I remember my first interactions with recruiters while I was searching for a job a year or so before I was to graduate from college. Prior to that, I seemed to just go into a business; fill out an application; someone would talk to me; be offered job and begin work. The concept of having someone whose sole job was to bring in talent was foreign to me.
The career fairs held on the college campus at Texas A&M were my first real interactions with recruiters. I remember thinking how these recruiters seemed to have made it: “if I could only get to where they are”. They were working for great firms and were my first hurdle to clear before getting a job that I truly wanted; at least they seemed to be a hurdle. It never dawned on me how important the recruiting function is to a company.
The recruiting organization serves the rest of the company by bringing in new team members. It is critical for a recruiter to know and understand the company which they are representing. They need to be able to clearly articulate the mission and value proposition of the company. They also need to be able to explain the benefits and the culture of the organization. At the same time, they must assess candidates for their fit to the job, the company and the team for which they will be serving.
In addition to a match in skills, there are obviously other factors that must be considered in selecting people to work for your firm: work ethic, culture match, etc. After the recruiting organization identifies talent, they must work their magic to sell their candidate internally as well as sell the candidate on the company.
I remember the relationship I built with the recruiter for the firm in Amarillo (Pantex Plant) that I ultimately accepted an offer from and began work. He and I kept in touch and spoke regularly after the offer was made prior to my start date. He was doing his job of ensuring that I was still interested and committed. I was also ensuring that things were all still a ‘go’ from my end.

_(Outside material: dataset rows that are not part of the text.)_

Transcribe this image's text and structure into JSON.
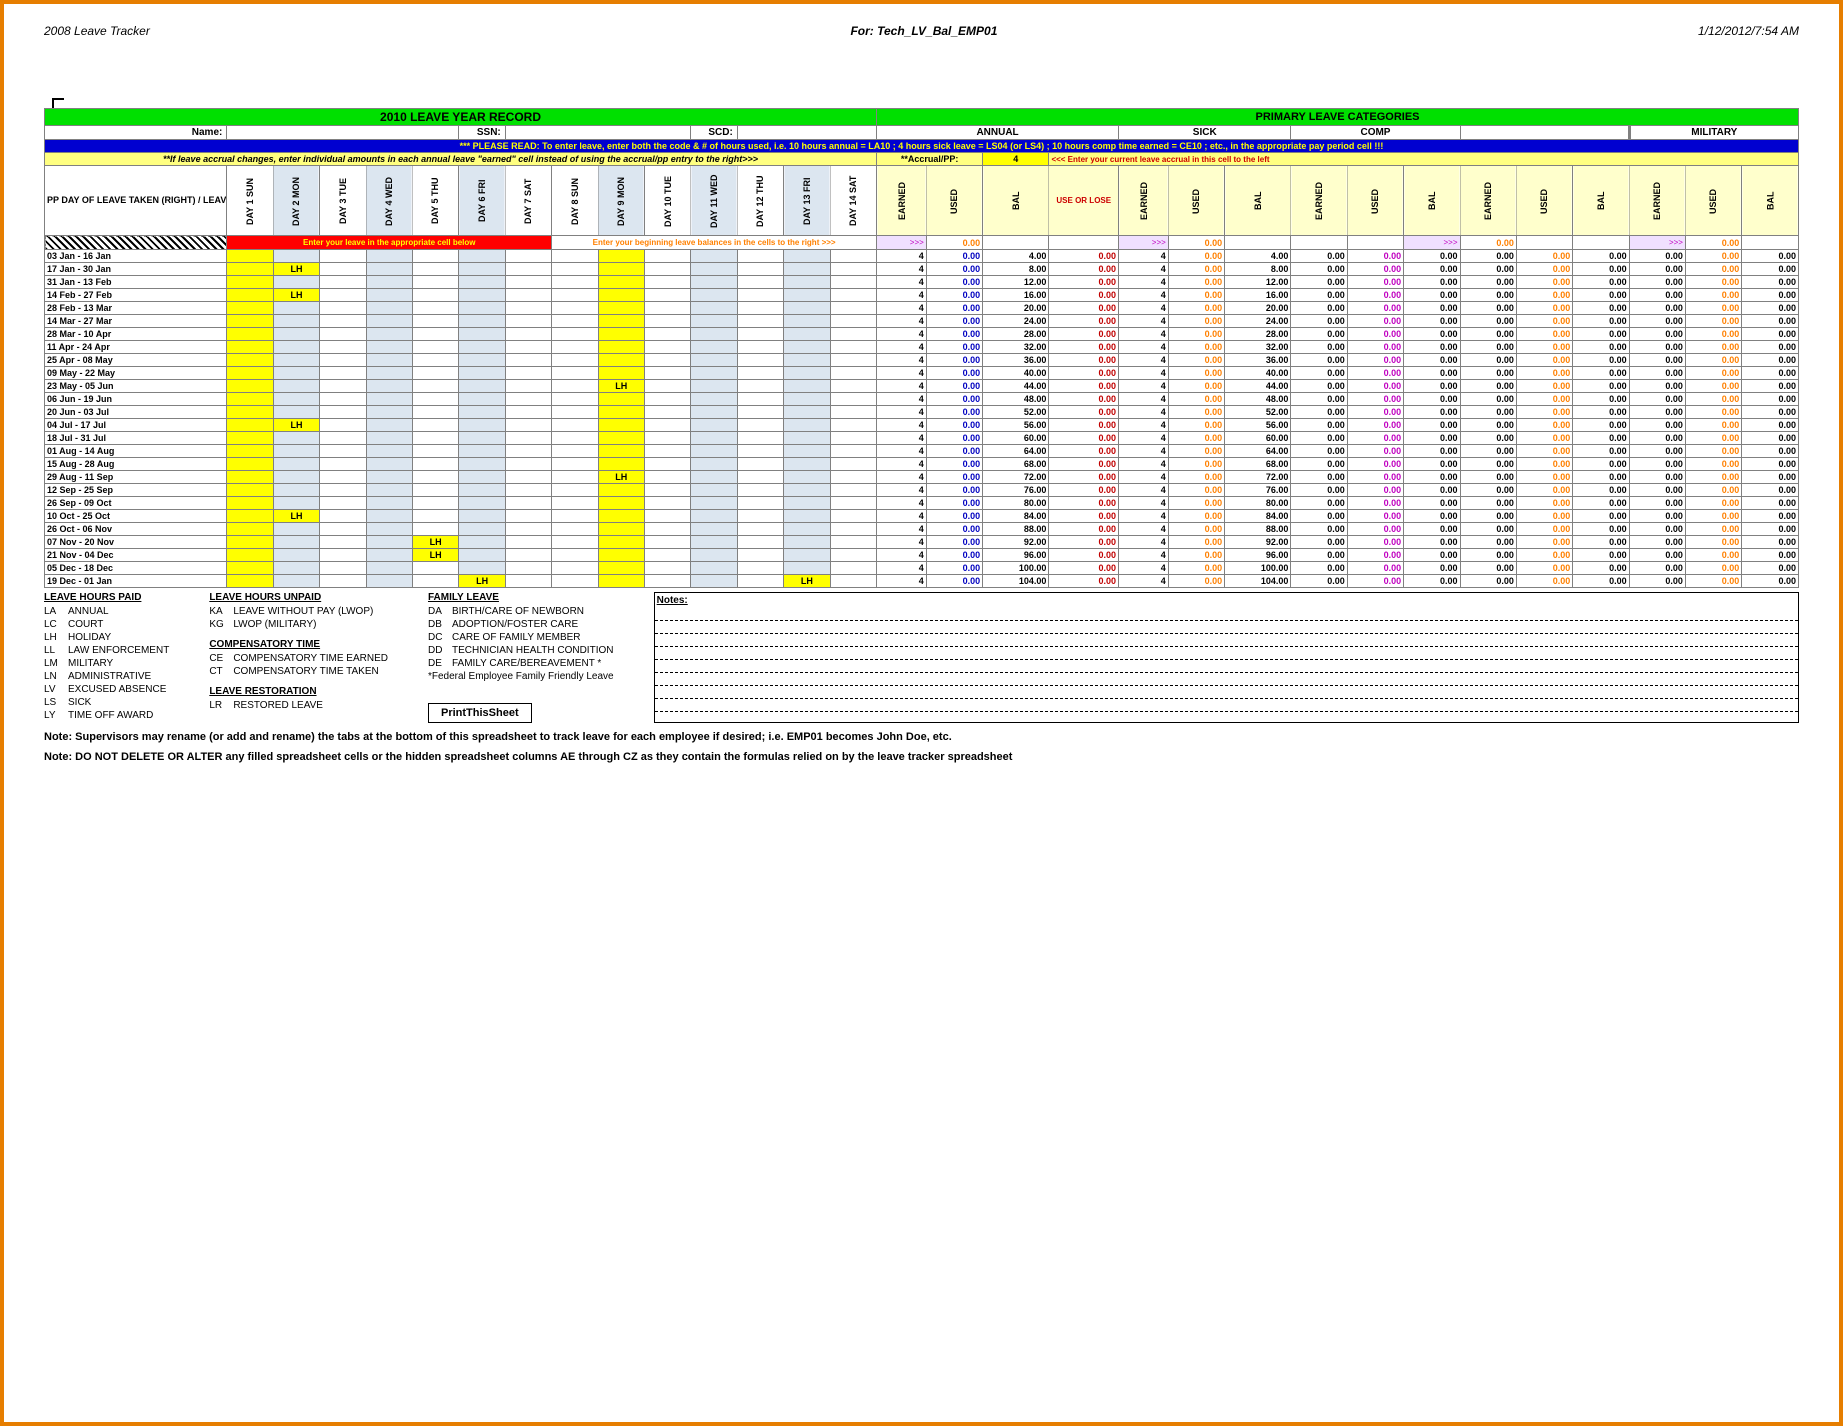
{
  "header": {
    "left": "2008 Leave Tracker",
    "center": "For: Tech_LV_Bal_EMP01",
    "right": "1/12/2012/7:54 AM"
  },
  "titles": {
    "main": "2010 LEAVE YEAR RECORD",
    "primary": "PRIMARY LEAVE CATEGORIES"
  },
  "labels": {
    "name": "Name:",
    "ssn": "SSN:",
    "scd": "SCD:"
  },
  "groups": {
    "annual": "ANNUAL",
    "sick": "SICK",
    "comp": "COMP",
    "military": "MILITARY"
  },
  "instr": {
    "blue": "*** PLEASE READ: To enter leave, enter both the code & # of hours used, i.e. 10 hours annual = LA10 ; 4 hours sick leave = LS04 (or LS4) ; 10 hours comp time earned = CE10 ; etc., in the appropriate pay period cell !!!",
    "yellow": "**If leave accrual changes, enter individual amounts in each  annual leave \"earned\" cell instead of using the accrual/pp entry to the right>>>",
    "accrual_lbl": "**Accrual/PP:",
    "accrual_val": "4",
    "accrual_txt": "<<< Enter your current leave accrual in this cell to the left",
    "red": "Enter your leave in the appropriate cell below",
    "orange": "Enter your beginning leave balances in the cells to the right >>>"
  },
  "ppHeader": "PP DAY OF LEAVE TAKEN (RIGHT) / LEAVE PERIOD (BELOW)",
  "dayHeaders": [
    "DAY 1 SUN",
    "DAY 2 MON",
    "DAY 3 TUE",
    "DAY 4 WED",
    "DAY 5 THU",
    "DAY 6 FRI",
    "DAY 7 SAT",
    "DAY 8 SUN",
    "DAY 9 MON",
    "DAY 10 TUE",
    "DAY 11 WED",
    "DAY 12 THU",
    "DAY 13 FRI",
    "DAY 14 SAT"
  ],
  "dayShade": [
    false,
    true,
    false,
    true,
    false,
    true,
    false,
    false,
    true,
    false,
    true,
    false,
    true,
    false
  ],
  "catHeaders": {
    "earned": "EARNED",
    "used": "USED",
    "bal": "BAL",
    "useorlose": "USE OR LOSE"
  },
  "periods": [
    {
      "label": "03 Jan - 16 Jan",
      "lh": [],
      "bal": 4.0
    },
    {
      "label": "17 Jan - 30 Jan",
      "lh": [
        1
      ],
      "bal": 8.0
    },
    {
      "label": "31 Jan - 13 Feb",
      "lh": [],
      "bal": 12.0
    },
    {
      "label": "14 Feb - 27 Feb",
      "lh": [
        1
      ],
      "bal": 16.0
    },
    {
      "label": "28 Feb - 13 Mar",
      "lh": [],
      "bal": 20.0
    },
    {
      "label": "14 Mar - 27 Mar",
      "lh": [],
      "bal": 24.0
    },
    {
      "label": "28 Mar - 10 Apr",
      "lh": [],
      "bal": 28.0
    },
    {
      "label": "11 Apr - 24 Apr",
      "lh": [],
      "bal": 32.0
    },
    {
      "label": "25 Apr - 08 May",
      "lh": [],
      "bal": 36.0
    },
    {
      "label": "09 May - 22 May",
      "lh": [],
      "bal": 40.0
    },
    {
      "label": "23 May - 05 Jun",
      "lh": [
        8
      ],
      "bal": 44.0
    },
    {
      "label": "06 Jun - 19 Jun",
      "lh": [],
      "bal": 48.0
    },
    {
      "label": "20 Jun - 03 Jul",
      "lh": [],
      "bal": 52.0
    },
    {
      "label": "04 Jul - 17 Jul",
      "lh": [
        1
      ],
      "bal": 56.0
    },
    {
      "label": "18 Jul - 31 Jul",
      "lh": [],
      "bal": 60.0
    },
    {
      "label": "01 Aug - 14 Aug",
      "lh": [],
      "bal": 64.0
    },
    {
      "label": "15 Aug - 28 Aug",
      "lh": [],
      "bal": 68.0
    },
    {
      "label": "29 Aug - 11 Sep",
      "lh": [
        8
      ],
      "bal": 72.0
    },
    {
      "label": "12 Sep - 25 Sep",
      "lh": [],
      "bal": 76.0
    },
    {
      "label": "26 Sep - 09 Oct",
      "lh": [],
      "bal": 80.0
    },
    {
      "label": "10 Oct - 25 Oct",
      "lh": [
        1
      ],
      "bal": 84.0
    },
    {
      "label": "26 Oct - 06 Nov",
      "lh": [],
      "bal": 88.0
    },
    {
      "label": "07 Nov - 20 Nov",
      "lh": [
        4
      ],
      "bal": 92.0
    },
    {
      "label": "21 Nov - 04 Dec",
      "lh": [
        4
      ],
      "bal": 96.0
    },
    {
      "label": "05 Dec - 18 Dec",
      "lh": [],
      "bal": 100.0
    },
    {
      "label": "19 Dec - 01 Jan",
      "lh": [
        5,
        12
      ],
      "bal": 104.0
    }
  ],
  "rowVals": {
    "earned": "4",
    "used": "0.00",
    "red": "0.00",
    "sickE": "4",
    "sickU": "0.00",
    "compZ": "0.00",
    "magZ": "0.00",
    "oraZ": "0.00"
  },
  "legend": {
    "paid": {
      "title": "LEAVE HOURS PAID",
      "items": [
        [
          "LA",
          "ANNUAL"
        ],
        [
          "LC",
          "COURT"
        ],
        [
          "LH",
          "HOLIDAY"
        ],
        [
          "LL",
          "LAW ENFORCEMENT"
        ],
        [
          "LM",
          "MILITARY"
        ],
        [
          "LN",
          "ADMINISTRATIVE"
        ],
        [
          "LV",
          "EXCUSED ABSENCE"
        ],
        [
          "LS",
          "SICK"
        ],
        [
          "LY",
          "TIME OFF AWARD"
        ]
      ]
    },
    "unpaid": {
      "title": "LEAVE HOURS UNPAID",
      "items": [
        [
          "KA",
          "LEAVE WITHOUT PAY (LWOP)"
        ],
        [
          "KG",
          "LWOP (MILITARY)"
        ]
      ]
    },
    "comp": {
      "title": "COMPENSATORY TIME",
      "items": [
        [
          "CE",
          "COMPENSATORY TIME EARNED"
        ],
        [
          "CT",
          "COMPENSATORY TIME TAKEN"
        ]
      ]
    },
    "rest": {
      "title": "LEAVE RESTORATION",
      "items": [
        [
          "LR",
          "RESTORED LEAVE"
        ]
      ]
    },
    "family": {
      "title": "FAMILY LEAVE",
      "items": [
        [
          "DA",
          "BIRTH/CARE OF NEWBORN"
        ],
        [
          "DB",
          "ADOPTION/FOSTER CARE"
        ],
        [
          "DC",
          "CARE OF FAMILY MEMBER"
        ],
        [
          "DD",
          "TECHNICIAN HEALTH CONDITION"
        ],
        [
          "DE",
          "FAMILY CARE/BEREAVEMENT *"
        ]
      ],
      "foot": "*Federal Employee Family Friendly Leave"
    },
    "notes": "Notes:",
    "print": "PrintThisSheet"
  },
  "footnotes": [
    "Note:  Supervisors may rename (or add and rename) the tabs at the bottom of this spreadsheet to track leave for each employee if desired; i.e. EMP01 becomes John Doe, etc.",
    "Note:  DO NOT DELETE OR ALTER any filled spreadsheet cells or the hidden spreadsheet columns AE through CZ as they contain the formulas relied on by the leave tracker spreadsheet"
  ]
}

The job of a recruiter is not near the ‘Cush’ position that I had envisioned. It is rewarding, for sure. However, the stress of managing the expectations and demands of the internal hiring managers as well as HR leadership is challenging. In addition, the delicacy of finding and selling talent on joining the organization is also quite tricky.
Recruiters often get a bad rap when an opportunity isn’t offered to a candidate. And of course, the recruiter is the communication point with the candidate.
What you should expect from a recruiter:
- Responsive, frequent and honest.
- A good recruiter is almost always on. After hours are prime time for recruiting communication.
- How well does the recruiter as well as the hiring team (if applicable) think you fit into the role, company, team, etc..
- The recruiter should be seeking information from you on compensation expectations, travel, cultures match, your availability, your interest in the position and company, getting insight from you on any other opportunities you are considering, etc.
I wish you success in your job search.